Pandeminin mesleğini olumsuz etkilediğini, bir süre önce aldığı yeni bıçakların fiyatlarında ciddi bir artış yaşandığını savunan Özkabalak, “Yaptığımız iş son dört yıldır pek iyiye gitmiyor. Ekonomik sorunlardan dolayı bizim işlerimiz de olumsuz etkilendi. Dört sene önce aldığım bıçağın fiyatı bugün yüzde yüz artışla bize gelmiş oluyor. Ben sadece tamir yapmıyorum yeni bıçaklar da satıyorum ancak ürünlerin bize gelişi fiyatı da çok arttı. Kar oranımız geriledi. 45 liraya aldığımız bıçağı 60 liraya satıyoruz ama ikinci kez yine alacağımız bıçak bize sadece 10 lira kazandırıyor. Bir ay içinde 10 liradan alacağımız kar bir ayda bize 300 lira olarak dönüyor. Bu dükkanının kirası var, vergisi var, diğer giderleri var nasıl yetecek bu para. Son zamanlarda bıçak bileme işinde bile sorunlar var. Pandemi her sektörü etkilediği gibi bizi de etkiledi. Kasaplardan, lokantalardan bize bileme için gelen bıçaklar pandemi nedeniyle azaldı. Bu işletmelerin kapalı olması ya da kısıtlamaya maruz kalması bizim işimize olumsuz yansıdı. Bu tip sorunlar her sektörü etkilediği gibi bizleri de etkiledi. Hafta sonu günleri de kapalıyız bu da büyük bir eksiklik bizim için. Burası bu olumsuzluğu borç ederek kurtarmaya çalışıyor aksi halde işimizi yapamaz hale gelirdik” diye konuştu.

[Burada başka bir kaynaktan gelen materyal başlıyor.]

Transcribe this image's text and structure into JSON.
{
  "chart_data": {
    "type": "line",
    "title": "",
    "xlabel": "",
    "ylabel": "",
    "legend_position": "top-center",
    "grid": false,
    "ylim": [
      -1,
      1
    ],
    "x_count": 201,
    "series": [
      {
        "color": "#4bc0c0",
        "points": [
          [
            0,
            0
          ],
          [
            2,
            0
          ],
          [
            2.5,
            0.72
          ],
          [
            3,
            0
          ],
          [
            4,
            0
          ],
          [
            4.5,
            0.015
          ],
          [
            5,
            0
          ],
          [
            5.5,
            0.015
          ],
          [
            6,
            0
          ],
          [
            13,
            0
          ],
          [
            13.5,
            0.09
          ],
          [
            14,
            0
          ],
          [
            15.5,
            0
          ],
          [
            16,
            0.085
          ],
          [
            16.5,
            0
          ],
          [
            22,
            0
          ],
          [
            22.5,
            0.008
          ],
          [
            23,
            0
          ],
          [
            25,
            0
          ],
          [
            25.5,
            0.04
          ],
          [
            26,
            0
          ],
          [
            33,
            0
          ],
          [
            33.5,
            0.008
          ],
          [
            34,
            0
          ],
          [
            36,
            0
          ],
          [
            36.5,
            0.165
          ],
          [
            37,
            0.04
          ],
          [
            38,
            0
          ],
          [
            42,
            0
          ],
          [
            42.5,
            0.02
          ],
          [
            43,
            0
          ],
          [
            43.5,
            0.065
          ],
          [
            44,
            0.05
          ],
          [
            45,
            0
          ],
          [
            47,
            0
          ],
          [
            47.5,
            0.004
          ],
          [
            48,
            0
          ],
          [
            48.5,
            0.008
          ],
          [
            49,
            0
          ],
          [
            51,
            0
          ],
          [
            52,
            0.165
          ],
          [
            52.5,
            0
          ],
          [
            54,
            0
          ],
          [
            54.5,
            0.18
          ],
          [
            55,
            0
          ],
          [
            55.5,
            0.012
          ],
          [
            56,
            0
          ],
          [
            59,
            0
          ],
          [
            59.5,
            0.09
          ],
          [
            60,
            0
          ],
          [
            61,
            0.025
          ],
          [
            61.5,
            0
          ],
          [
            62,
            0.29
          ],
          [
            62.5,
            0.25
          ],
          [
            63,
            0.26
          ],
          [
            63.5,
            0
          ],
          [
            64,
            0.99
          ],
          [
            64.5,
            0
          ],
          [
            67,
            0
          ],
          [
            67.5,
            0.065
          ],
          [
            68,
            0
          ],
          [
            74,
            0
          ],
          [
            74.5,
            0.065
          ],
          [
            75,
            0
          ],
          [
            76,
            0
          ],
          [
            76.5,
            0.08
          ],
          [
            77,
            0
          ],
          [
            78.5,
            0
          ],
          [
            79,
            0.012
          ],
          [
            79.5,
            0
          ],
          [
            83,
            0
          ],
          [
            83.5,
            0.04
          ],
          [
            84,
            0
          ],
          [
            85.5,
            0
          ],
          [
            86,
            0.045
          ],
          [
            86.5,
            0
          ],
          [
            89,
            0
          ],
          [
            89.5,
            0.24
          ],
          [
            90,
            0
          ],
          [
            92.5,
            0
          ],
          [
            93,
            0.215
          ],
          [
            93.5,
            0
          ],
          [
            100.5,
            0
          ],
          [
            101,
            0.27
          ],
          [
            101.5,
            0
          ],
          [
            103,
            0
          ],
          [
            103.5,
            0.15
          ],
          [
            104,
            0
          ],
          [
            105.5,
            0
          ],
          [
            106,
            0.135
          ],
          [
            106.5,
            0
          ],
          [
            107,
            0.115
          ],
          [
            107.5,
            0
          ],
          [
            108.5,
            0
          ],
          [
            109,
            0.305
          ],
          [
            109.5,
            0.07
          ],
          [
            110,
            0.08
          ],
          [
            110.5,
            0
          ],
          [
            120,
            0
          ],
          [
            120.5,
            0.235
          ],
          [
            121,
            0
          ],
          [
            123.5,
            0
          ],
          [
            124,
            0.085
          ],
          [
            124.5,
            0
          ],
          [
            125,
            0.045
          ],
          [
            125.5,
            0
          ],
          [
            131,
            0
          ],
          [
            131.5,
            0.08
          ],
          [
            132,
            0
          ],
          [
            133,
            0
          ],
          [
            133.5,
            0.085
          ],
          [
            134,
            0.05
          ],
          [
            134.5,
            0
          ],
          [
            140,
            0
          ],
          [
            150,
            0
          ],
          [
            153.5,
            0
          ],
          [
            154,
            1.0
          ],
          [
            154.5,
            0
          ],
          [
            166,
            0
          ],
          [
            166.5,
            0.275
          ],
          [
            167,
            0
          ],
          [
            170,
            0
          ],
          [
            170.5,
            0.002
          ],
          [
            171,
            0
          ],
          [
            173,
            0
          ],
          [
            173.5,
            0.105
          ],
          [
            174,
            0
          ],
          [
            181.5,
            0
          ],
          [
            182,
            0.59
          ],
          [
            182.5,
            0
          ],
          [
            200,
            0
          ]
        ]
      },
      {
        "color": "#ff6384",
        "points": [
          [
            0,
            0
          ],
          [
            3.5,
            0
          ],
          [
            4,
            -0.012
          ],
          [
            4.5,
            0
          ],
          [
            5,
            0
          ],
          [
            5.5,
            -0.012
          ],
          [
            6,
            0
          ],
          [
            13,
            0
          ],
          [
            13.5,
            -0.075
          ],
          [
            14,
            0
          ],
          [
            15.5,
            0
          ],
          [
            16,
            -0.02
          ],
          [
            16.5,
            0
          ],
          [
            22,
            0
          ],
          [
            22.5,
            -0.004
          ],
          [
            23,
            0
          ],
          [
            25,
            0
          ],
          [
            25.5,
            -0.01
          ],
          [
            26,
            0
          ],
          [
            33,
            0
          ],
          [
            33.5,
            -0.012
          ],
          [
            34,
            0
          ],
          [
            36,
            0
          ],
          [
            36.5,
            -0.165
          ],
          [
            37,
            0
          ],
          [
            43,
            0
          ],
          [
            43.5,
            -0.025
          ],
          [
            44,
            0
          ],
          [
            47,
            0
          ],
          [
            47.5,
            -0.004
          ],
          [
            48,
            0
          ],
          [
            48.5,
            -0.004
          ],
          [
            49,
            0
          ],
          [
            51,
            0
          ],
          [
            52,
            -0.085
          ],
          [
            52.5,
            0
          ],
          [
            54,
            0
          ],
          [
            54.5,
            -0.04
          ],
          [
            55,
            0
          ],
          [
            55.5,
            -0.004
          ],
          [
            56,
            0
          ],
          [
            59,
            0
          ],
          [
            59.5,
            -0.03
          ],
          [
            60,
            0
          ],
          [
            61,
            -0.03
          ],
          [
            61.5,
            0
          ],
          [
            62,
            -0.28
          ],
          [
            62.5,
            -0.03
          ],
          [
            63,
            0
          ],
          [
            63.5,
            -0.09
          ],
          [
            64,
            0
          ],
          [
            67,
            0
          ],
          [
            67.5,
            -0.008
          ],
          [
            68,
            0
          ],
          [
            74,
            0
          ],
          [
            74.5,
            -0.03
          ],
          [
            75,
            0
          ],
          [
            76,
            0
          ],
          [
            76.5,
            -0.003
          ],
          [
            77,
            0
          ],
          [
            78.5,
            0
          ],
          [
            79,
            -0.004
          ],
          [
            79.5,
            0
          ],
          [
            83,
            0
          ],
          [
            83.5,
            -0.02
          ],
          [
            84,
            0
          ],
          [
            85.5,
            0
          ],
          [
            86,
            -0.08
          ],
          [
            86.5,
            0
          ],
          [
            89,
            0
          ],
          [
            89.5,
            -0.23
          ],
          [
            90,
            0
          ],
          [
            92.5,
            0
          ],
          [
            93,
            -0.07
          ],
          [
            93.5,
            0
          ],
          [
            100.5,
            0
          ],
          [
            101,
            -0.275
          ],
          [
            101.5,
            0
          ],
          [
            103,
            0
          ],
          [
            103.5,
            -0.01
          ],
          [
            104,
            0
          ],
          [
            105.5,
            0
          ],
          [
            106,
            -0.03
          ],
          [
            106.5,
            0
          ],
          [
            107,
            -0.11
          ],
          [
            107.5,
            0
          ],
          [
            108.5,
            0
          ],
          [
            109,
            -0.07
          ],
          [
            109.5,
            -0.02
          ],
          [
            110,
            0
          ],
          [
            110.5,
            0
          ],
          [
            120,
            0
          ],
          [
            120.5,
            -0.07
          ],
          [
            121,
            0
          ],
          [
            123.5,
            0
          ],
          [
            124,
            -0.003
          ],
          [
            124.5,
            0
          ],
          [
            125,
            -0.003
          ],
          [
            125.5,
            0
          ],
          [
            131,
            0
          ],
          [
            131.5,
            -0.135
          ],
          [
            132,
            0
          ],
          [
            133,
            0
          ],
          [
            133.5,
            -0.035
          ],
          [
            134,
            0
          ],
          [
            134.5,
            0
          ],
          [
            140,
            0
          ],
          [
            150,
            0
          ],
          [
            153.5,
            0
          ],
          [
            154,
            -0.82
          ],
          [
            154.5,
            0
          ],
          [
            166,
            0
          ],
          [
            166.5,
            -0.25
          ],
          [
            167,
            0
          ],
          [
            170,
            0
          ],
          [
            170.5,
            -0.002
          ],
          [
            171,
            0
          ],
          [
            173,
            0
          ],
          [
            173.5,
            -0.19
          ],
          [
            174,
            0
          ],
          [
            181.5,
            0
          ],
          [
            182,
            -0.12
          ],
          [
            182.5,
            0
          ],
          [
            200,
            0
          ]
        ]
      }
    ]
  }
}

“VATANDAŞ ESNAF YERİNE AVM’LERİ TERCİH EDİYOR”
Vatandaşların ekonomik sorunlardan kaynaklı tamircilere daha fazla uğramaya başladığına dikkat çeken bileme ustası Özkabalak, “Bıçak bileme, çaydanlık tamiri ve diğer tamirlere artık geri dönüşler var. Yani vatandaş artık yeni bir ürün almak yerine evde bir köşede kalmış, tamir olmayı bekleyen bu eşyaları tamir ettirmeye geliyor. Şöyle bir gerçek oluştu, ekonomik etkenler vatandaşı bizlere yöneltmeye başladı. Artık bu ürünleri alıp kullanayım sonra da atayım gibi bir söylem kalmadı, o lüks bitti artık. Bizleri, işlerimizi olumsuz etkileyen en büyük faktör market zincirleri ve AVM’ler oldu. Buralarda aradığınız her şey var, beyaz eşya da var, çaydanlık da var. Bizim işlerimizi de elimizden aldılar. AVM’den yapılan alışveriş nedeniyle bizlerden alınacak ürünlere vatandaş, hazır büyük alışveriş yerindeyim buradan alayım düşüncesine girmiş oluyor. Bu zincir marketlerde ürünler daha pahalı olur. Bizlerde daha uygun olur. Totalde fazla olunca bizden değil küçük esnaf yerine vatandaş AVM’leri tercih ediyor ancak son zamanlarda bizlere de mecburen dönüşler başladı. Bizlerin işi ve diğer esnafların işlerinin daha iyi olması için AVM’ler kapanmalıdır” şeklinde konuştu
ÇETİN USTA’DAN MÜŞTERİLERE
Röportajımız üzerine Çetin Özkabalak’ın işlettiği dükkana gelen bir müşteri elinde tuttuğu bir künyeyi tamir ettirmek istedi ancak Özkabalak, bu küçük künyeyi tamir ettirecek kadar gözlerinin görmediğini ve ellerinin de hassasiyet gerektiren bu işlem için yetersiz olduğunu ifade etti. Yine bir başka müşteri ise manikür pedikür ürününü keskinleştirmek istemesi üzerine Çetin Özkabalak, bu kadar küçük ürünleri yapmanın zor olduğunu dile getirerek elindeki çaydanlığı tamir ettirmeye devam etti.